Tem um BMW azul  – o que não espanta, pois é portista e todo o material flexível do seu interior é made in TMG Automotive

As perguntas de
Braz Costa
Diretor geral do CITEVE

De que forma a tradição e a capacidade inovadora da têxtil nacional concorrem para o posicionamento de Portugal na fileira automóvel?

Na cadeia de fornecedores da indústria automóvel temos um posicionamento bom e diversificado, onde, além da têxtil, estão setores como os moldes e a metalurgia e metalomecânica. No caso da ITV,  é prova do sucesso do percurso do produto tradicional para o mais técnico.  A têxtil portuguesa foi sempre uma indústria de ponta. Só sofremos com a globalização porque os nossos concorrentes não eram – e ainda não são – obrigados a cumprir as mesmas regras que nós.

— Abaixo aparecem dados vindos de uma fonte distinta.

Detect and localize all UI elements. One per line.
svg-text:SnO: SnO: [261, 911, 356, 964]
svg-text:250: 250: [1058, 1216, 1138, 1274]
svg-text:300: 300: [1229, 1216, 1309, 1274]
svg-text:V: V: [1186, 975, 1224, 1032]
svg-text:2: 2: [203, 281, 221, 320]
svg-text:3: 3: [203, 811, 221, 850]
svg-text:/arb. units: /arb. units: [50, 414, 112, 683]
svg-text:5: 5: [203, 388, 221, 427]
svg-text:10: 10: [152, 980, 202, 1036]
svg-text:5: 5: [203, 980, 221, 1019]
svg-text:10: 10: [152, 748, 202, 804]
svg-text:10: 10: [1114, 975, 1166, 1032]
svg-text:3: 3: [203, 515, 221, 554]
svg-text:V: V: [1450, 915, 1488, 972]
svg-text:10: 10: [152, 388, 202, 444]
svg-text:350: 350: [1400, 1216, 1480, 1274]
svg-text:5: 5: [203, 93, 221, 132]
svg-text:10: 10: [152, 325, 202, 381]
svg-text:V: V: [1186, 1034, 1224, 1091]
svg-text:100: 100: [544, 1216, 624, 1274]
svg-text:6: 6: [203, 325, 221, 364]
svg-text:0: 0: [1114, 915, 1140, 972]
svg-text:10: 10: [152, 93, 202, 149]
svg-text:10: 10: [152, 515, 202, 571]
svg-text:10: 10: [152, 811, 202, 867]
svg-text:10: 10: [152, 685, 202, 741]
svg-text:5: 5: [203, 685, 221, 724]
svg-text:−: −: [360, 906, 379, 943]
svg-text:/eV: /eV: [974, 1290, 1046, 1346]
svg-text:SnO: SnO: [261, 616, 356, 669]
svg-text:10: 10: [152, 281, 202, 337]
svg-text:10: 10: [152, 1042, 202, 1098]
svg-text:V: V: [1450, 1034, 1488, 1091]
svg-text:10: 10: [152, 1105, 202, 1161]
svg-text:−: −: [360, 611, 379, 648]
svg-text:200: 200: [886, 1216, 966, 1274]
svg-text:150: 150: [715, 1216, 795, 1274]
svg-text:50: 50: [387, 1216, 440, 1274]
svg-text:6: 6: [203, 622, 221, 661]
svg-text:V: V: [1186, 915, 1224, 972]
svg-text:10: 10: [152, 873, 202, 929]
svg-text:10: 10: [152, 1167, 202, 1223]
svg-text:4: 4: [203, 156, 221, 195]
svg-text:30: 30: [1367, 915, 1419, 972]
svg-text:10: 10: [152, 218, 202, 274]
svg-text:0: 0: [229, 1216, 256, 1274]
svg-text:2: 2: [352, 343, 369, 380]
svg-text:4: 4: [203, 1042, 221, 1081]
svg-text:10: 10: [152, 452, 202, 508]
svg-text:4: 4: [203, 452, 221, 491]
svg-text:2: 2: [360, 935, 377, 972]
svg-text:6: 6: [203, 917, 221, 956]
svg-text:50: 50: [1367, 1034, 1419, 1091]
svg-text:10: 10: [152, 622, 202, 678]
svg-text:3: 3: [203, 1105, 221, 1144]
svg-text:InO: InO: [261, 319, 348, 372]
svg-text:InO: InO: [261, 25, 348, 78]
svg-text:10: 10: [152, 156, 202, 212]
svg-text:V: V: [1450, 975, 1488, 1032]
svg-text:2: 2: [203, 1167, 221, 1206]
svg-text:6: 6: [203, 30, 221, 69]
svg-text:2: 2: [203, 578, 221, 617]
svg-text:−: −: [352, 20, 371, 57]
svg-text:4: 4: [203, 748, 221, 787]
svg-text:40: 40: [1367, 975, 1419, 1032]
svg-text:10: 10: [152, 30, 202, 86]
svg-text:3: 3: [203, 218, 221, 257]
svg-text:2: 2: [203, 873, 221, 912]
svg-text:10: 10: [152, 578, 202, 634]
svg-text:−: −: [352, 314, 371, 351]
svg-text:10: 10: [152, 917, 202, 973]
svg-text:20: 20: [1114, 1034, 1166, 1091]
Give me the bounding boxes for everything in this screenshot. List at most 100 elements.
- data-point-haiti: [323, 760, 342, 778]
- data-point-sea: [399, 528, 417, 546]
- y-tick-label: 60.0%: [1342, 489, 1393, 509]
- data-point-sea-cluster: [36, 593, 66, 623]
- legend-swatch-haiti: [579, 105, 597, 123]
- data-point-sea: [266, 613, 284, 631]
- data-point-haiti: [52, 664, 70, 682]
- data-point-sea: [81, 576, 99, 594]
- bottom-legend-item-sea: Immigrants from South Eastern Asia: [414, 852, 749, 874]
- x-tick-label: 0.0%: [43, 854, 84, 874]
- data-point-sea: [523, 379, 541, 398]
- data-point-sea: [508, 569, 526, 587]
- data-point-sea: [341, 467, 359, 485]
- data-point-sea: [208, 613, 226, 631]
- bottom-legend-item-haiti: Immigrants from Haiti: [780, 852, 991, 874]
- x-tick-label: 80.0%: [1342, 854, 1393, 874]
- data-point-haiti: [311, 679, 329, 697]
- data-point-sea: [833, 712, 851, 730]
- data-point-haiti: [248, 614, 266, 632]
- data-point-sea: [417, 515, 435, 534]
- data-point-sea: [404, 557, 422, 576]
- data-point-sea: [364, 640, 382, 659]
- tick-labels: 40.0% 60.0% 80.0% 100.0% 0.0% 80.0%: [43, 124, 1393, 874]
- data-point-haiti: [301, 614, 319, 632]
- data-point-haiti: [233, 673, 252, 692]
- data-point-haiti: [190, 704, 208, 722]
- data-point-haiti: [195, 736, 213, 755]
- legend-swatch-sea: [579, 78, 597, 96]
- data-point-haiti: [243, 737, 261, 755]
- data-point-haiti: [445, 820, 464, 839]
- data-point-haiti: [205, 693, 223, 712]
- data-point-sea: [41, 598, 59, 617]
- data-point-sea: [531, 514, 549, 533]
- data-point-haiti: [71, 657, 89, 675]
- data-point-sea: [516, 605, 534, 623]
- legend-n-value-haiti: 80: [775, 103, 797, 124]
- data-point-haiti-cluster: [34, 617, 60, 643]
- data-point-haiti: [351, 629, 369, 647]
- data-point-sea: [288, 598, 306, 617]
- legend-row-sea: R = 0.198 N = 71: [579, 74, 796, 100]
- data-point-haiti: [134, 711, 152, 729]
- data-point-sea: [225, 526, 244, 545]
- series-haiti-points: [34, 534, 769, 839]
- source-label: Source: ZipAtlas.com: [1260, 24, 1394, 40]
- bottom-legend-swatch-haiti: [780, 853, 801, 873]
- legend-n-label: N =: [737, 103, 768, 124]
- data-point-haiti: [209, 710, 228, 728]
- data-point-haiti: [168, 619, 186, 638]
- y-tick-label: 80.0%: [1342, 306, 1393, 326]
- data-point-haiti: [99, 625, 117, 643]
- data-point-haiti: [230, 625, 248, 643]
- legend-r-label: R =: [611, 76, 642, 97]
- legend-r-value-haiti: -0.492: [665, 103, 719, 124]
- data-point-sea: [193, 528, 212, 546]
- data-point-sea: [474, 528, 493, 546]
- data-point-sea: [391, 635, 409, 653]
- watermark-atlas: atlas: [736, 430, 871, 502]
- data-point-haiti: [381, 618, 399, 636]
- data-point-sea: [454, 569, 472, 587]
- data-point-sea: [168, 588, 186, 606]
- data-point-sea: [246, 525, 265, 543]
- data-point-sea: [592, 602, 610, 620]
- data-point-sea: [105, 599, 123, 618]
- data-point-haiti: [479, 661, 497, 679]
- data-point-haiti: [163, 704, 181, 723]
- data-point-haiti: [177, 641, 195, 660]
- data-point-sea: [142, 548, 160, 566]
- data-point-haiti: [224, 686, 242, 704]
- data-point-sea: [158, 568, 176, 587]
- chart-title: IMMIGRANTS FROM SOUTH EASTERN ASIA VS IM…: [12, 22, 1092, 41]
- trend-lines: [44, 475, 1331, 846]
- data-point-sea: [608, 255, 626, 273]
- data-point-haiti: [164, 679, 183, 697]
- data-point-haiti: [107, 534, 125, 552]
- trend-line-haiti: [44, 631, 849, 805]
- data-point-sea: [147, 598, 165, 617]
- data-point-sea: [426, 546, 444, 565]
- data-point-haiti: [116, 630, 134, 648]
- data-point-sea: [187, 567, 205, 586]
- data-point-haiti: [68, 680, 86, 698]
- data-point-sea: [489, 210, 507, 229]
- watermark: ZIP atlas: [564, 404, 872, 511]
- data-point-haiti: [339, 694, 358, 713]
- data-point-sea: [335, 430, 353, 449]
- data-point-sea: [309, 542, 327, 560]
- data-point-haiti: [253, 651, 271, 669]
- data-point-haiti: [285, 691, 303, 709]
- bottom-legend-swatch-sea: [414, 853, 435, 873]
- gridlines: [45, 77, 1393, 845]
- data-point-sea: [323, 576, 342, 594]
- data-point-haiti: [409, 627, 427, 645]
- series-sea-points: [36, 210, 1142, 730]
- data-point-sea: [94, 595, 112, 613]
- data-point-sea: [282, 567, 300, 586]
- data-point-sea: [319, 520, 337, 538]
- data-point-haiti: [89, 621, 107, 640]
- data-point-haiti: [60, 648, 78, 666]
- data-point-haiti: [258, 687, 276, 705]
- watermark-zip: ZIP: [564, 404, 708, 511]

Que desafios se colocam à comunidade têxtil (empresas, associações, sistema cientifico e tecnológico, administração pública) para impulsionar o nosso posicionamento na industria automóvel?

É muito importante que o setor se associa num só cluster, que suporte uma oferta portuguesa global, com grande inovação e valor acrescentado, que possa prosperar num mercado muito competitivo. Temos os meios para o fazer. Bons gestores, associações, laboratórios, etc. Só não podemos deixar que protagonismos individuais  nos impeçam de ter um cluster tão exemplar e eficiente como o da saúde.

Tomás Moreira
Presidente da Associação de Fabricantes para a Indústria Automóvel (AFIA)

Quais são os principais fatores de competitividade que justificam o vosso desempenho?

Inovação, inovação, inovação. Nunca deixar de procurar novos desafios e de criar aos clientes necessidades que eles ainda não sabiam que tinham. Antes de se ter inventado o telemóvel, nenhum de nós sabia quanto precisamos dele. E isso também é válido para nós. Há seis anos, desenvolvemos uma tecnologia, a IMG (In Mould Graining), que permite simular nos tecidos umas costuras que lhes conferem um aspeto mais artesanal e confortável. Os nossos clientes ficaram encantados, tivemos ganhos de imagem como empresa inovadora, mas, naquele momento, encomendas zero. Mas agora redescobriram essa possibilidade e estão a pedir-nos que usemos cada vez mais essa técnica. O moral desta história é que inovar compensar sempre – nem que seja a prazo.

Em que países estão os vossos concorrentes mais fortes?

Alemanha, Alemanha, Alemanha. Os outros não contam – há um ou outro francês, um italiano, mas no essencial a concorrência é alemã. Na Europa, somos 13 fabricantes. Nós somos o 2º maior, com uma quota de mercado de 22%.